Jeotermal yükselişte
Jeotermal sektörü çıkışa geçerek, kendi potansiyeline ulaşmaya başladı. BM Mühendislik gibi bazı yerli stratejik yatırımcının uygun lokasyonlara yerleşmesi ve birçoğunun sondaj çalışmalarını bitirmiş olması; Maden Tetkik Arama Enstitüsü'nün elinde santral kurulmasına elverişli pek çok arazinin bulunması; jeotermal sahalar için Operasyon Hakları Transferi (TOR) yöntemiyle özelleştirme çalışmalarının başlamış olması bunun somut örnekleri arasında. Öte yandan, jeotermal alanında, gelecekte yeni bir özelleştirme dalgası da bekleniyor.
Konsolidasyon ve halka arz gerekli
Yenilenebilir enerji sektöründe, özellikle hidroelektrik ve rüzgar enerjisi alanlarında konsolidasyon trendi yakın dönemde devam edecek.
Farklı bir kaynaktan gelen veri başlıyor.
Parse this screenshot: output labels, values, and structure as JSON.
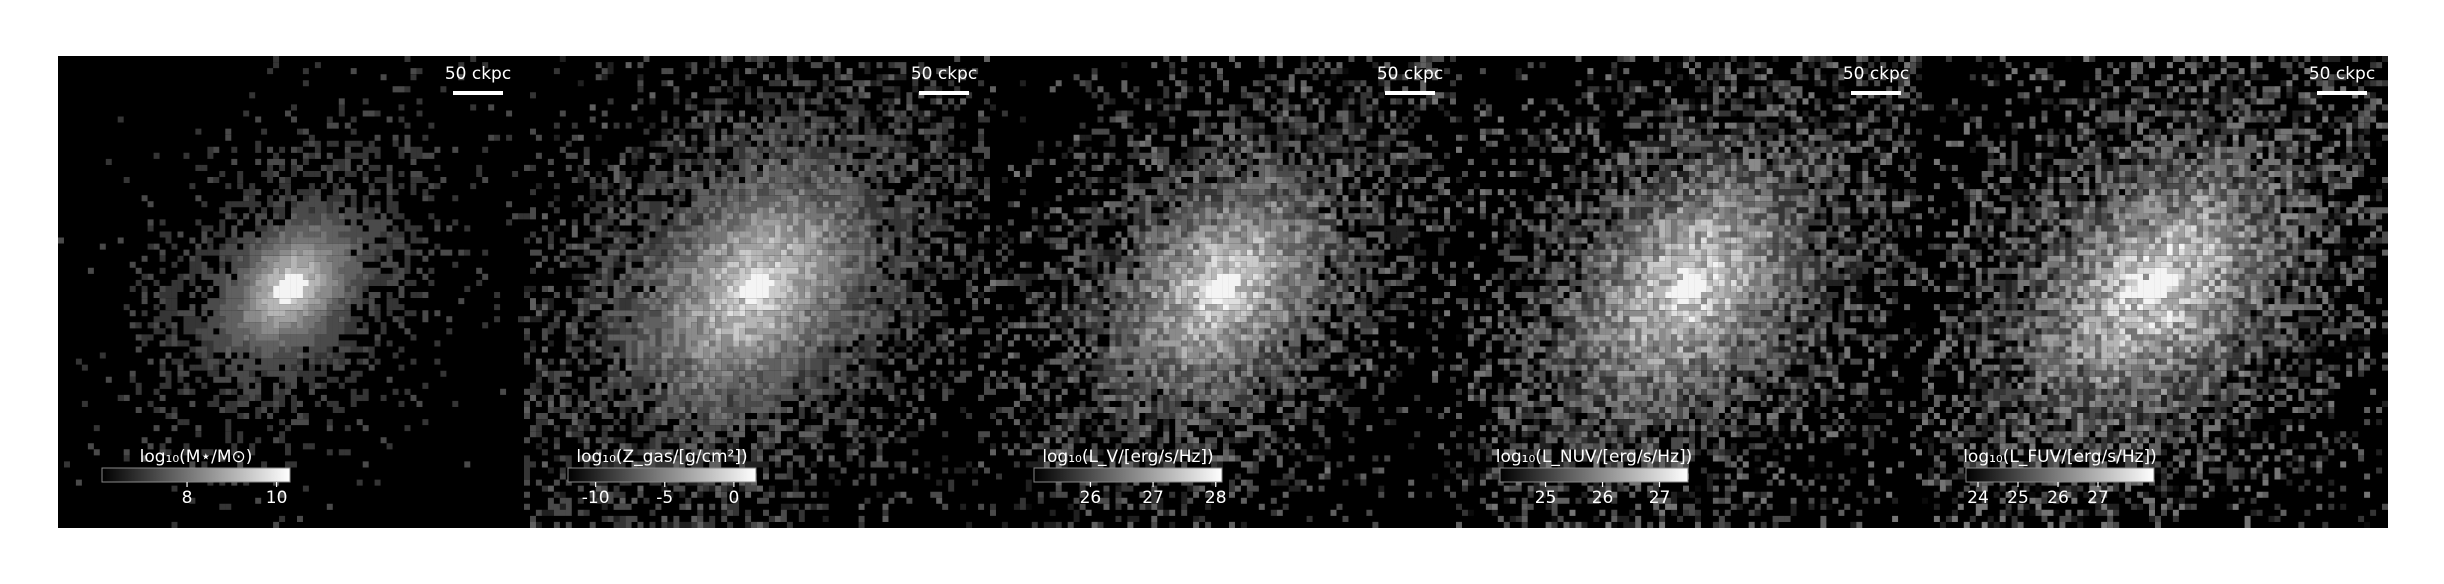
{
  "panels": [
    {
      "scale_bar": "50 ckpc",
      "colorbar": {
        "label": "log₁₀(M⋆/M⊙)",
        "lim": [
          6.1,
          10.3
        ],
        "ticks": [
          8,
          10
        ]
      }
    },
    {
      "scale_bar": "50 ckpc",
      "colorbar": {
        "label": "log₁₀(Z_gas/[g/cm²])",
        "lim": [
          -12,
          1.6
        ],
        "ticks": [
          -10,
          -5,
          0
        ]
      }
    },
    {
      "scale_bar": "50 ckpc",
      "colorbar": {
        "label": "log₁₀(L_V/[erg/s/Hz])",
        "lim": [
          25.1,
          28.1
        ],
        "ticks": [
          26,
          27,
          28
        ]
      }
    },
    {
      "scale_bar": "50 ckpc",
      "colorbar": {
        "label": "log₁₀(L_NUV/[erg/s/Hz])",
        "lim": [
          24.2,
          27.5
        ],
        "ticks": [
          25,
          26,
          27
        ]
      }
    },
    {
      "scale_bar": "50 ckpc",
      "colorbar": {
        "label": "log₁₀(L_FUV/[erg/s/Hz])",
        "lim": [
          23.7,
          28.4
        ],
        "ticks": [
          24,
          25,
          26,
          27
        ]
      }
    }
  ]
}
Temiz teknoloji içinde yer alan birçok uluslararası fon, yatırım yapılabilecek fırsat arayışı içinde. Öte yandan yeni yenilenebilir enerji yasasında yer alan yerel üretim teşvikleri nedeniyle, yerli teknoloji şirketlerine Türkiye içinde üretim olanakları yaratılmasının da ilgiyi giderek arttırması bekleniyor.
Temiz teknoloji yatırımlarında küresel görünüm
. 17 ülkede gerçekleşen şirket birleşmelerinin yaklaşık yüzde 50'sini sınır ötesi işlemler oluşturuyor. Bu oran, temiz teknoloji sektörünün küresel boyutunu net bir şekilde ortaya koyuyor.
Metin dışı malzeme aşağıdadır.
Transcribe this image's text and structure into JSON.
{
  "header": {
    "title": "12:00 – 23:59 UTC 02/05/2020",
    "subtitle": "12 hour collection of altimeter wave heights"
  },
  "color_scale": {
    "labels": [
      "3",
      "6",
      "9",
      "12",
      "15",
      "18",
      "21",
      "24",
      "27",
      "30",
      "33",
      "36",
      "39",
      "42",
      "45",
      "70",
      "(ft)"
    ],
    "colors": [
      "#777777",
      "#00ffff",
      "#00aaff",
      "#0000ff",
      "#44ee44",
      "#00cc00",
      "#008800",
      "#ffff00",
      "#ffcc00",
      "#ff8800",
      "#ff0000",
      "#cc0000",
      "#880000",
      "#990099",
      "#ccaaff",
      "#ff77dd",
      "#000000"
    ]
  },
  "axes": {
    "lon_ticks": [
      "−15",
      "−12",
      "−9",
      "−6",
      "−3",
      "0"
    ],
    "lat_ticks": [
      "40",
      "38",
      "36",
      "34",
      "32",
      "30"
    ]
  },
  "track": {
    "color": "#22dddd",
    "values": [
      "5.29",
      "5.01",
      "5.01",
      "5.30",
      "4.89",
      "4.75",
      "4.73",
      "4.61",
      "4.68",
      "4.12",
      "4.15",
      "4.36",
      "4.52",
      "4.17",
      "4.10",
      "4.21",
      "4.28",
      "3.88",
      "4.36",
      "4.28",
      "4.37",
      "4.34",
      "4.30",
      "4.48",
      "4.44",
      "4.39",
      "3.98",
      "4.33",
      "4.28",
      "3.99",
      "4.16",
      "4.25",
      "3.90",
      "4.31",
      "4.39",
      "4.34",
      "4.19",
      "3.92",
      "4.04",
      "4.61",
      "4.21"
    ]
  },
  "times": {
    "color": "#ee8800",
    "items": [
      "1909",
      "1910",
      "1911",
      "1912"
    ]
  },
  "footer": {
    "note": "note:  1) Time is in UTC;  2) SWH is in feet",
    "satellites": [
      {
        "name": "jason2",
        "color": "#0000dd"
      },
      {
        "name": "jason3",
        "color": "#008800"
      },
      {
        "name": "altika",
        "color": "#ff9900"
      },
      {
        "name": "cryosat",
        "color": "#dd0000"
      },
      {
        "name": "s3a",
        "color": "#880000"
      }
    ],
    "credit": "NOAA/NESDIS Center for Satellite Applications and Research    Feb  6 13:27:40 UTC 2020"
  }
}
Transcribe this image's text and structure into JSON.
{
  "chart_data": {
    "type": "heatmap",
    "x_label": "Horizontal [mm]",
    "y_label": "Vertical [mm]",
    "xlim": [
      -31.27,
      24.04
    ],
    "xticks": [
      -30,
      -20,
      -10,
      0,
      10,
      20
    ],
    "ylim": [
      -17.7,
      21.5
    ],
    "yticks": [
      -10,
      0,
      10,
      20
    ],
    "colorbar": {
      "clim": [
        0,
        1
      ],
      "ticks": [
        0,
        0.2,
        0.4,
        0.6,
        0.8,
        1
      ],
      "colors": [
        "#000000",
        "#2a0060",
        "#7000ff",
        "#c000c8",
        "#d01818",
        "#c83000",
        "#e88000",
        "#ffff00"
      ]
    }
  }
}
. Bazı ülkeler, coğrafi, siyasi ve endüstriel profilleri sayesinde özellikle yenilenebilir enerji sektöründe önemli avantajlara sahipler. Bu durum, bu ülkelere yönelik sermaye akışını olumlu etkiliyor.
. Temiz teknoloji sektörüne yönelik özel sermaye akışındaki büyüme önümüzdeki yıllarda da devam edecek.
. Şirket evliliklerinin en fazla yaşanacağı sektörlerin başında güneş enerjisi sektörü geliyor. Hükümetlerin bu alandaki teşviklerinin azaltmaları, şirket evliliklerini hızlandıracak temel faktörler arasında yer alıyor.